Central illustration. Integrative assessment of tricuspid regurgitation with two- and three-dimensional echocardiography.
2DE: two-dimensional echocardiography; TR: tricuspid regurgitation; PISA: proximal isovelocity surface area; CW: continuous wave; IVC: inferior vena cava; HV: hepatic vein; 3DE: three-dimensional echocardiography; TV: tricuspid valve
When TTE is inadequate or doubtful, transoesophageal echocardiography and cardiac magnetic resonance should be indicated to clarify the severity and the mechanism of isolated TR. In patients with at least moderate TR, a systematic evaluation of TR severity and mechanism should ideally be done in heart valve clinics with great experience in diagnosing and/or treating TR patients, particularly if the patient belongs to the most challenging patient subsets (e.g., suboptimal acoustic window, previous cardiac surgery, multiple valve diseases, AF, etc). Once the optimal timing of intervention is outlined and the patient is deemed suitable for valve repair/replacement, referral to an expert heart valve hub centre with expertise in surgical and interventional treatment options should be done promptly.
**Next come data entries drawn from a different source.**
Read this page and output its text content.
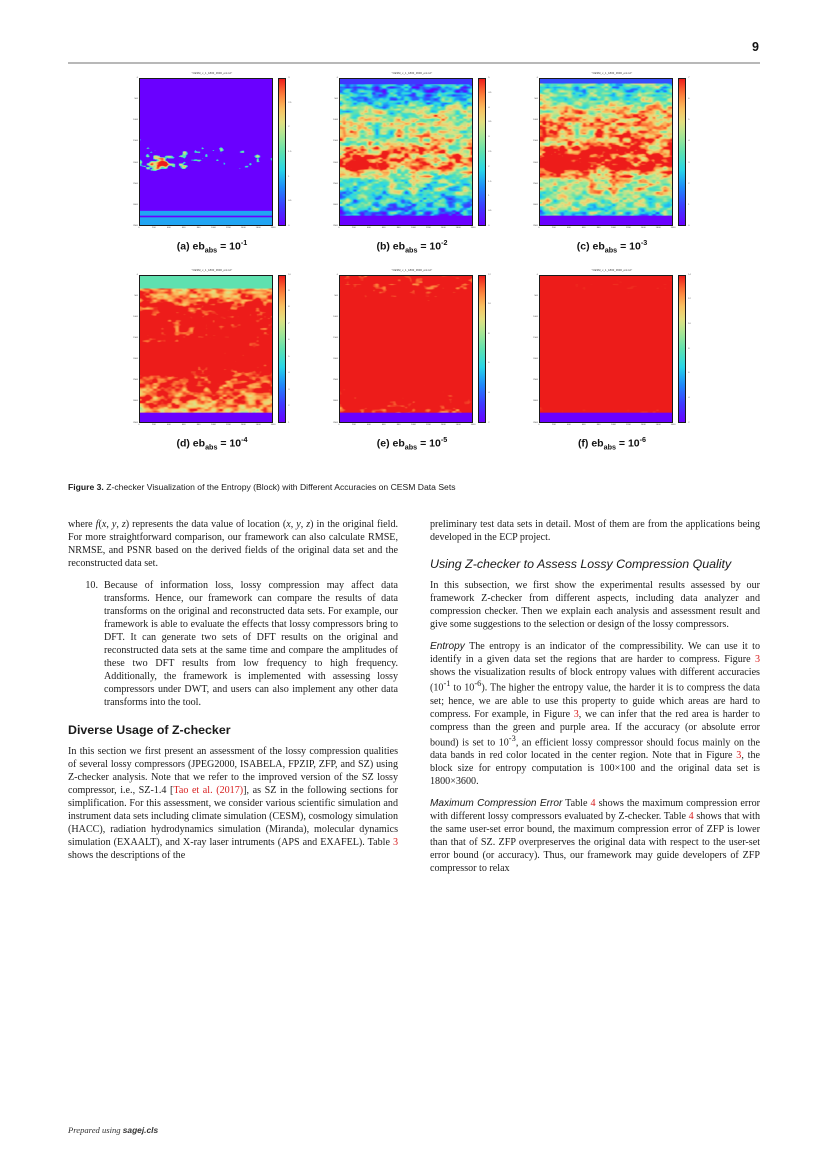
9
"CESM_x_1_1800_3600_ent.txt"
0
500
1000
1500
2000
2500
3000
3500
3
2.5
2
1.5
1
0.5
0
0	200	400	600	800	1000	1200	1400	1600	1800
(a) $eb_{abs} = 10^{-1}$
"CESM_x_1_1800_3600_ent.txt"
0
500
1000
1500
2000
2500
3000
3500
5
4.5
4
3.5
3
2.5
2
1.5
1
0.5
0
0	200	400	600	800	1000	1200	1400	1600	1800
(b) $eb_{abs} = 10^{-2}$
"CESM_x_1_1800_3600_ent.txt"
0
500
1000
1500
2000
2500
3000
3500
7
6
5
4
3
2
1
0
0	200	400	600	800	1000	1200	1400	1600	1800
(c) $eb_{abs} = 10^{-3}$
"CESM_x_1_1800_3600_ent.txt"
0
500
1000
1500
2000
2500
3000
3500
10
9
8
7
6
5
4
3
2
1
0	200	400	600	800	1000	1200	1400	1600	1800
(d) $eb_{abs} = 10^{-4}$
"CESM_x_1_1800_3600_ent.txt"
0
500
1000
1500
2000
2500
3000
3500
12
10
8
6
4
2
0	200	400	600	800	1000	1200	1400	1600	1800
(e) $eb_{abs} = 10^{-5}$
"CESM_x_1_1800_3600_ent.txt"
0
500
1000
1500
2000
2500
3000
3500
14
12
10
8
6
4
2
0	200	400	600	800	1000	1200	1400	1600	1800
(f) $eb_{abs} = 10^{-6}$
Figure 3. Z-checker Visualization of the Entropy (Block) with Different Accuracies on CESM Data Sets

where f(x, y, z) represents the data value of location (x, y, z) in the original field. For more straightforward comparison, our framework can also calculate RMSE, NRMSE, and PSNR based on the derived fields of the original data set and the reconstructed data set.

10. Because of information loss, lossy compression may affect data transforms. Hence, our framework can compare the results of data transforms on the original and reconstructed data sets. For example, our framework is able to evaluate the effects that lossy compressors bring to DFT. It can generate two sets of DFT results on the original and reconstructed data sets at the same time and compare the amplitudes of these two DFT results from low frequency to high frequency. Additionally, the framework is implemented with assessing lossy compressors under DWT, and users can also implement any other data transforms into the tool.

Diverse Usage of Z-checker

In this section we first present an assessment of the lossy compression qualities of several lossy compressors (JPEG2000, ISABELA, FPZIP, ZFP, and SZ) using Z-checker analysis. Note that we refer to the improved version of the SZ lossy compressor, i.e., SZ-1.4 [Tao et al. (2017)], as SZ in the following sections for simplification. For this assessment, we consider various scientific simulation and instrument data sets including climate simulation (CESM), cosmology simulation (HACC), radiation hydrodynamics simulation (Miranda), molecular dynamics simulation (EXAALT), and X-ray laser intruments (APS and EXAFEL). Table 3 shows the descriptions of the

preliminary test data sets in detail. Most of them are from the applications being developed in the ECP project.

Using Z-checker to Assess Lossy Compression Quality

In this subsection, we first show the experimental results assessed by our framework Z-checker from different aspects, including data analyzer and compression checker. Then we explain each analysis and assessment result and give some suggestions to the selection or design of the lossy compressors.

Entropy The entropy is an indicator of the compressibility. We can use it to identify in a given data set the regions that are harder to compress. Figure 3 shows the visualization results of block entropy values with different accuracies ($10^{-1}$ to $10^{-6}$). The higher the entropy value, the harder it is to compress the data set; hence, we are able to use this property to guide which areas are hard to compress. For example, in Figure 3, we can infer that the red area is harder to compress than the green and purple area. If the accuracy (or absolute error bound) is set to $10^{-3}$, an efficient lossy compressor should focus mainly on the data bands in red color located in the center region. Note that in Figure 3, the block size for entropy computation is 100×100 and the original data set is 1800×3600.

Maximum Compression Error Table 4 shows the maximum compression error with different lossy compressors evaluated by Z-checker. Table 4 shows that with the same user-set error bound, the maximum compression error of ZFP is lower than that of SZ. ZFP overpreserves the original data with respect to the user-set error bound (or accuracy). Thus, our framework may guide developers of ZFP compressor to relax

Prepared using sagej.cls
Finally, moderate STR is not benign [17]. This diagnosis should not reassure the doctor nor the patient, particularly if the patient is old, has elevated LV filling pressures/HFpEF, and is in permanent AF [18]. AF is one of the most powerful factors accelerating the progression to severe STR. Some patients with “moderate STR” will actually have severe STR when an accurate imaging assessment is performed. Applying the same severity criteria to A-STR with normal RV size and function and to V-STR with dilated and dysfunctional RV does not appear reasonable. Future studies are needed to refine the assessment of TR severity based on TR phenotype.
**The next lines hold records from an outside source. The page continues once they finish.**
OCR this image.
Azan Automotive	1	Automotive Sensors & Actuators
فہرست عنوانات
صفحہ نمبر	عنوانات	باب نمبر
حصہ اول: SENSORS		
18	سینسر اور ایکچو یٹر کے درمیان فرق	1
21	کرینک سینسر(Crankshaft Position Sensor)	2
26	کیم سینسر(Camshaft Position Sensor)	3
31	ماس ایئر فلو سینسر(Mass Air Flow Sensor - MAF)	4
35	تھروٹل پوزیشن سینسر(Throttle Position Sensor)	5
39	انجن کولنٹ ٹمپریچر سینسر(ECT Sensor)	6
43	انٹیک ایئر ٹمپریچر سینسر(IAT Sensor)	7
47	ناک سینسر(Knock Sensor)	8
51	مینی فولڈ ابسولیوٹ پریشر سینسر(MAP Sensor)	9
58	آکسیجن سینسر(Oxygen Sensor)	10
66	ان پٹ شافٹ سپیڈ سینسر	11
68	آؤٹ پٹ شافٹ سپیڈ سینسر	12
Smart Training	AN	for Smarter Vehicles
A significant TR with an apparently “good” RV, i.e., not significantly dilated or dysfunctional, should not be considered as a sign that the patient can be dismissed with medical treatment and reassured that he/she is well; conversely, close follow-up with a quantitative echocardiography examination every 6-8 months should be recommended to avoid that the optimal window for surgery/TTVI is missed. Subjects with deteriorating RV function, but not end-stage RV failure, should be considered for TR correction.
Conclusion
Even though isolated TR is often under-recognised and undertreated when compared to other valvular heart diseases, it is highly prevalent in the community and associated with increased mortality. However, because of an indistinct clinical presentation, it is necessary to maintain a high level of clinical suspicion. The evolving landscape of diagnostic imaging techniques and percutaneous interventions offers promise and also emphasises the importance of regular screening in high-risk populations. In isolated TR, timely recognition and management are paramount to optimising outcomes, improving life quality, reducing hospitalisations, and lessening the economic burden on the healthcare system.